Je constate quelques faits:
- la notion de nation est une création récente (XVIIe siècle env.) et occidentale, qui a été exportée de par le monde avec plus ou moins de succès, car le plus souvent au mérpis de séparations géographique antérieures trés différents (claniques par ex). Si la nation parait comme une "évidence" pour nous, il ne faut pas oublier que les questions "qu'est-ce qu'un Etat", "qu'est-ce qu'un pays", ne trouvent de réponses précises que sur le plan de la loi, pas de la culture.
- le multiculturalisme est à présent un donné quasi universel au niveau mondial. Pratiquement toutes les sociétés sont le fruit de mélanges éthniques, culturels et historiques entre diverses polulations. La plus grande mobilité humaine et les échanges commerciaux rendent l'autarcie quasiment impossible.
- le racisme est souvent lié à une crise identitaire. En effet, si la présence d'une petite minorité (éthnique, religieuse) ne dérange pratiquement jamais, c'est quand la crainte, la plupart du temps infondée, de voir sa culture suplantée par celle de l'ex-minorité apparait, que le rejet s'installe. En Suisse, on voit en même temps le nombre de fidèles dans les églises chrétiennes diminuer, et le nombre de fidèles dans les mosquées grandir. S'en suit une crainte identitaire chez certain, qui prennet des formes proches de la paranoia. Une politicienne vaudois a sorti un jour: "je ne veux pas qu'on m'oblige à porter le voile dans mon pays dans quelques années".

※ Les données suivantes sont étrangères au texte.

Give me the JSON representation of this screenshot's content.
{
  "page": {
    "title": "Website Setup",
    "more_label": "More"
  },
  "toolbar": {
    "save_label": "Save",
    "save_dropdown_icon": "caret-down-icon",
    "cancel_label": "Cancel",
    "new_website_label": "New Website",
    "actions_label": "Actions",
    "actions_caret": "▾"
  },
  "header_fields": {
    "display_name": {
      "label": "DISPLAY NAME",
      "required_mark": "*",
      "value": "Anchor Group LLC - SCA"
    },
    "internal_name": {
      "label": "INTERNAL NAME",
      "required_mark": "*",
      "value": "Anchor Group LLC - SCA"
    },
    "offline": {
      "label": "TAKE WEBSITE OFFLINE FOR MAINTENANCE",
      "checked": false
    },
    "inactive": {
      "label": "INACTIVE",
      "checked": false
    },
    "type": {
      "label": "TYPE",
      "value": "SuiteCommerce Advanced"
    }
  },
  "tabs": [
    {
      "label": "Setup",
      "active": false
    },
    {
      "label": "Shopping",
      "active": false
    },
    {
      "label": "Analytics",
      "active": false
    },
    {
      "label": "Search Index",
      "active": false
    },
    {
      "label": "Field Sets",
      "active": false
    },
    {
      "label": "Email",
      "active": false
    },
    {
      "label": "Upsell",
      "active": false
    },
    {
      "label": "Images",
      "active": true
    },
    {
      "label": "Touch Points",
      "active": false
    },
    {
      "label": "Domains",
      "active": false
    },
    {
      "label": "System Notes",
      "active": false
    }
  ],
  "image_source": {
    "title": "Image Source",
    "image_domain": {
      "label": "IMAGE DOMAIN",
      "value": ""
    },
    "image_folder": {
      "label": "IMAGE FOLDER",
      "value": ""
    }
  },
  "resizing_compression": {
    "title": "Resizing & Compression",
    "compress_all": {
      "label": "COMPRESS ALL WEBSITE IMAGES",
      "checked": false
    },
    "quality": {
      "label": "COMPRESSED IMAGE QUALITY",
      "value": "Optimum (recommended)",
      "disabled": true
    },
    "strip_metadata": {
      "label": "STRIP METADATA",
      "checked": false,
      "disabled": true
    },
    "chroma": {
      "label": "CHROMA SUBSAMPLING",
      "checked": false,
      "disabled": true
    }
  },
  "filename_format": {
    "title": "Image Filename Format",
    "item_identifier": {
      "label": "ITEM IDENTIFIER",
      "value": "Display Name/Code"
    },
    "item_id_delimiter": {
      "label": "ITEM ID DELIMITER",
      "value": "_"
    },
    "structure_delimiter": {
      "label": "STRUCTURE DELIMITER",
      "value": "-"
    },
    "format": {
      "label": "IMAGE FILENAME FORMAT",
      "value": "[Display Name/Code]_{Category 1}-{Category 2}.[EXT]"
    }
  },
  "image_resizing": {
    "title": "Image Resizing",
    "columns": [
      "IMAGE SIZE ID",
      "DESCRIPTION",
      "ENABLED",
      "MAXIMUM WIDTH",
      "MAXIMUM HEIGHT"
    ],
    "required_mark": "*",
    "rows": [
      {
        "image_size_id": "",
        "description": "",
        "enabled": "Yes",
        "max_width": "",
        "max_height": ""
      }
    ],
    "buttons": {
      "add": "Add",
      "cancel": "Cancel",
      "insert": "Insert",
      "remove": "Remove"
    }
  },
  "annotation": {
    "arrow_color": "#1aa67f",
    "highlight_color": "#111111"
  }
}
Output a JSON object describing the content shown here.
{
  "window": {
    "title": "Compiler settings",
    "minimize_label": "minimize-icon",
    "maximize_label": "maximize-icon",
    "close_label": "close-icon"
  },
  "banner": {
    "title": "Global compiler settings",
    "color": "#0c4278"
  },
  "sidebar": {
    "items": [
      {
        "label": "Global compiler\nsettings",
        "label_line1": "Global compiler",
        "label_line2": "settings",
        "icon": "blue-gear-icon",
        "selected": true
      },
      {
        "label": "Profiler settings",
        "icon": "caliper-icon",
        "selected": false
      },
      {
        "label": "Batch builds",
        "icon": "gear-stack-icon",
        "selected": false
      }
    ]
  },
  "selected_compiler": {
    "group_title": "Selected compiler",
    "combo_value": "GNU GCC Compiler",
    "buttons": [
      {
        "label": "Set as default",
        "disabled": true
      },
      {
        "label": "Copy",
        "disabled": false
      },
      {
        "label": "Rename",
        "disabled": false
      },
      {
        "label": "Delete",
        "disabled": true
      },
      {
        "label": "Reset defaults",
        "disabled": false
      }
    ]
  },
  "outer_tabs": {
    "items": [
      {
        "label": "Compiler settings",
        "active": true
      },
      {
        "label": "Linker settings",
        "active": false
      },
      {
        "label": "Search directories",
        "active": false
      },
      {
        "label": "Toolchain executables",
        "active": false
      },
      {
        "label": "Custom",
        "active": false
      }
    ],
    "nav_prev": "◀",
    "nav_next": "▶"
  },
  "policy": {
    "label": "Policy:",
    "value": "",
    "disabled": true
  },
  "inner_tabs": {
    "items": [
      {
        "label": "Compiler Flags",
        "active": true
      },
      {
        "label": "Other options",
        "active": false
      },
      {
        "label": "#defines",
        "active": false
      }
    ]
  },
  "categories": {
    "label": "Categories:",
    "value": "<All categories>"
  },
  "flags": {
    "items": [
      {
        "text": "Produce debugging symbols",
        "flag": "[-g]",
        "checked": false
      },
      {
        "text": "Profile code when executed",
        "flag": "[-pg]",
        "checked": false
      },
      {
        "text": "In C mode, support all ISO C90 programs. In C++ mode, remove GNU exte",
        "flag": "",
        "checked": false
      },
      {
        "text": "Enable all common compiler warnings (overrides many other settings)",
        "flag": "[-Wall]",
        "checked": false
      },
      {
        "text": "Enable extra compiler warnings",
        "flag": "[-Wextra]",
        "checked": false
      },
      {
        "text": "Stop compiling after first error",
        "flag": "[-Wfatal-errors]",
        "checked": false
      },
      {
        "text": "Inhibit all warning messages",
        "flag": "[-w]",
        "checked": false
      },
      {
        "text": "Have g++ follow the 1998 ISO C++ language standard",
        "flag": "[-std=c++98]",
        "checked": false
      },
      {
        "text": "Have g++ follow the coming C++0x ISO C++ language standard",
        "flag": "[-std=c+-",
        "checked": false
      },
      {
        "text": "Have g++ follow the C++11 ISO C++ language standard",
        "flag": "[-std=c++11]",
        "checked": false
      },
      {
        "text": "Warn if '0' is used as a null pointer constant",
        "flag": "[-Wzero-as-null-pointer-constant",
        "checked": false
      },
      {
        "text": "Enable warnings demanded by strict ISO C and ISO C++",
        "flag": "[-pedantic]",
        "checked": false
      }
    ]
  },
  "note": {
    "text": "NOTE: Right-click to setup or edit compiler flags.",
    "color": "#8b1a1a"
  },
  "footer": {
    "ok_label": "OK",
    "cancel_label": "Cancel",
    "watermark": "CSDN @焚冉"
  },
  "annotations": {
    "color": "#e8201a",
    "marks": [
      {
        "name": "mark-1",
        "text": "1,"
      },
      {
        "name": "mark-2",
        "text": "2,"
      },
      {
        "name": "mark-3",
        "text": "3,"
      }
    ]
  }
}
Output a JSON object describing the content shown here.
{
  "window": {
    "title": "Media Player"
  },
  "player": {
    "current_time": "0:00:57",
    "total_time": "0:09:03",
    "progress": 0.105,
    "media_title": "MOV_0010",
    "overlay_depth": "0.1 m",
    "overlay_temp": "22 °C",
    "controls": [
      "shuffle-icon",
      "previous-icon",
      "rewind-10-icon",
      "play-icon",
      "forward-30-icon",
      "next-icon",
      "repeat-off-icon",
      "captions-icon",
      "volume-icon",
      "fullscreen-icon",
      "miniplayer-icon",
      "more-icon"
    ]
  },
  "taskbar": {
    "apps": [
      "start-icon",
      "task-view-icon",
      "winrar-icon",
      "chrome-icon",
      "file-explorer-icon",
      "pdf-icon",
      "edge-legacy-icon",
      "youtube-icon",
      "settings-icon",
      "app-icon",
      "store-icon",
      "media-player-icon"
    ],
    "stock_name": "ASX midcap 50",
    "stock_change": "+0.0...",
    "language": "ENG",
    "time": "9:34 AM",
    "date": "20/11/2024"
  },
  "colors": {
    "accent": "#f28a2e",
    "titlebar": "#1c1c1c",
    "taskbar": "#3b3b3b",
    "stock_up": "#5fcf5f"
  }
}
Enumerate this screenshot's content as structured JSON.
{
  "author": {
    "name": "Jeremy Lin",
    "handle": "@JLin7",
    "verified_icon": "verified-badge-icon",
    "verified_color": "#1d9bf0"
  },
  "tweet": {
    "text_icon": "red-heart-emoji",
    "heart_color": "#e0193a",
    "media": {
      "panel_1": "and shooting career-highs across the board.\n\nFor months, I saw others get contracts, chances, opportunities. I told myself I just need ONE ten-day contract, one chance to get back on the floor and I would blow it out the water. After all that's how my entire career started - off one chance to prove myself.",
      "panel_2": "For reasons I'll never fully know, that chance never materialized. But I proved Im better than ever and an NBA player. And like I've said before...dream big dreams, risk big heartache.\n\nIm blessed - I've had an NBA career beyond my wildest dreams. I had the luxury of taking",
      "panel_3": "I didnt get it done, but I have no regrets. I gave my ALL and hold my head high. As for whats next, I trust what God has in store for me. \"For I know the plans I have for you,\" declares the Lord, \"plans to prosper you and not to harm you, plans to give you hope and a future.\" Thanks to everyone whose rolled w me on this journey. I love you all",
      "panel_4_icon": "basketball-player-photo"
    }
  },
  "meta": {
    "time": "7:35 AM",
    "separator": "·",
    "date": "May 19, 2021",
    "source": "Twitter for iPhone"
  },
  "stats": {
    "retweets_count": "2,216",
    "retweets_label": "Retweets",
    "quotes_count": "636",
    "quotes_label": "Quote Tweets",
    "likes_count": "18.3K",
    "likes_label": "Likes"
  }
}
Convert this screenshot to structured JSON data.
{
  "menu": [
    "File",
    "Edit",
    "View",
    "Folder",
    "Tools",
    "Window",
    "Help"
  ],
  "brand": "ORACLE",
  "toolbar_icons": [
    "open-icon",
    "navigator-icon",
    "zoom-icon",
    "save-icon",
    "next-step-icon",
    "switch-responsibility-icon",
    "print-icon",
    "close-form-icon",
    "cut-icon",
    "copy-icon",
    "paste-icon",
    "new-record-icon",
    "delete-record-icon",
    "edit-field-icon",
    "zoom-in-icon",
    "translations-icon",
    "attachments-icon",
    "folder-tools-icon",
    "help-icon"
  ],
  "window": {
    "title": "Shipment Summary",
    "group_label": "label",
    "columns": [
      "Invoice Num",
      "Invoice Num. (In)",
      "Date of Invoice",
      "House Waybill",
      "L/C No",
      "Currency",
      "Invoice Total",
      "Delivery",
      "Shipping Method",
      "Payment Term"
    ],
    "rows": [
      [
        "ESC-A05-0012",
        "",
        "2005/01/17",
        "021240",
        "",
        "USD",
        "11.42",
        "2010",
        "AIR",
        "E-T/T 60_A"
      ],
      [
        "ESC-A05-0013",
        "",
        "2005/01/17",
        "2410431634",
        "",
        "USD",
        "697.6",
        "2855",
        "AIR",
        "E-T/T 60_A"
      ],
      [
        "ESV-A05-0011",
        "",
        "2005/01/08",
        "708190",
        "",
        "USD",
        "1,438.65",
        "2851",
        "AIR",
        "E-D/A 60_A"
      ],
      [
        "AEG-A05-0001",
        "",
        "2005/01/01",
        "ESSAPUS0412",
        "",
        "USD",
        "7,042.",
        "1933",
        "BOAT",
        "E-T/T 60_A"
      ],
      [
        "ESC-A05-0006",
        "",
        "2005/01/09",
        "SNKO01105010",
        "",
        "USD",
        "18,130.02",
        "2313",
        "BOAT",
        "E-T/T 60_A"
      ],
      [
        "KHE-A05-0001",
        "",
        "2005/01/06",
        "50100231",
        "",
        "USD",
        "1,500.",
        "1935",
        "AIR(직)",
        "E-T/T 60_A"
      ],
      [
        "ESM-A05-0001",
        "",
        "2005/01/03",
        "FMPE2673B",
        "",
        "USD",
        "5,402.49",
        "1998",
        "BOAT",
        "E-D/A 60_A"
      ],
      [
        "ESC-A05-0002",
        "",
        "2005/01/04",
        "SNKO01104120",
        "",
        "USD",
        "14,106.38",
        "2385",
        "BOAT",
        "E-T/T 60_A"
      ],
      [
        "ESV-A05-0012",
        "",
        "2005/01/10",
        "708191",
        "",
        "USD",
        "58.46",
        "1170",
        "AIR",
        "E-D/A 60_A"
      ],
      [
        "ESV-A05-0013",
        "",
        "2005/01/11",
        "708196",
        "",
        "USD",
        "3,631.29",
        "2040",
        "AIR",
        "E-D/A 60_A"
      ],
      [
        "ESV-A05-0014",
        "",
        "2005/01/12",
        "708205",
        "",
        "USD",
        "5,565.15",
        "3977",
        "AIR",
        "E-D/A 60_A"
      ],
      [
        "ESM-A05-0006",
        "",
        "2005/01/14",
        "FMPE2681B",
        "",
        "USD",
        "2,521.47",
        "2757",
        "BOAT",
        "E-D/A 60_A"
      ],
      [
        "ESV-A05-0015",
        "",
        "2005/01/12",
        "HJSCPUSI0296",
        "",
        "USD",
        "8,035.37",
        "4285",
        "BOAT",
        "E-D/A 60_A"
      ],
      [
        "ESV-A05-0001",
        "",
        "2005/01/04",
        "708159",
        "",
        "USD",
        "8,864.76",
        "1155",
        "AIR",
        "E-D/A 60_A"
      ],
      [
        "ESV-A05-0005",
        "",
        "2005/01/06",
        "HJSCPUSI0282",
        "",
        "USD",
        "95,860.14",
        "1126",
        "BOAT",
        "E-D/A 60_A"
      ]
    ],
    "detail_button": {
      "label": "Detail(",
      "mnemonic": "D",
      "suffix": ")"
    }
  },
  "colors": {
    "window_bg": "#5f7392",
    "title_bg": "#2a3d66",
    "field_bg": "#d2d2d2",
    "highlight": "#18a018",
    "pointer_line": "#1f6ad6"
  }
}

- finalement, je m'amuse à lire un anglophone dire "la langue de l'Australie est l'anglais". Parmis les quelques 300 langues parlées sur le sol de ce continent avant 1800, il y avait l’alyawarra, le murrinbata, le pitjantjara, le wik-mungkan, etc, etc, mais pas l'anglais. Les populations qui pourraient légitimement se dire chez eux sont les aborigènes, pas les descendants des anglais ou des holandais.
En conclusion:
Je pense que vouloir lutter contre le multiculturalisme est une crétinerie égocentriste motivée la plupart du temps par la peur de perdre son identité propre. Pour moi, l'identité propre ne se perd pas, mais s'enrichit des apports extérieurs lorsqu'on se les réaproprie. Les pizzas vendues à new York n'ont quasiment rien en commun avec les pizzas romaines. Le pays hôte a fait sien un apport extérieur. Et je ne me sens pas moins suise de manger une pizza qu'une fondue.
Evidemment, le multiculturalisme soulève des difficultés. Tout ne doit pas être accepté au nom du politiquement correct. Mais il existe des moyens plus constructifs de marier au mieux le respect du à chacun avec les diversités présentes que de vaines tentatives de barricades, rejets, enfermements ou extermination.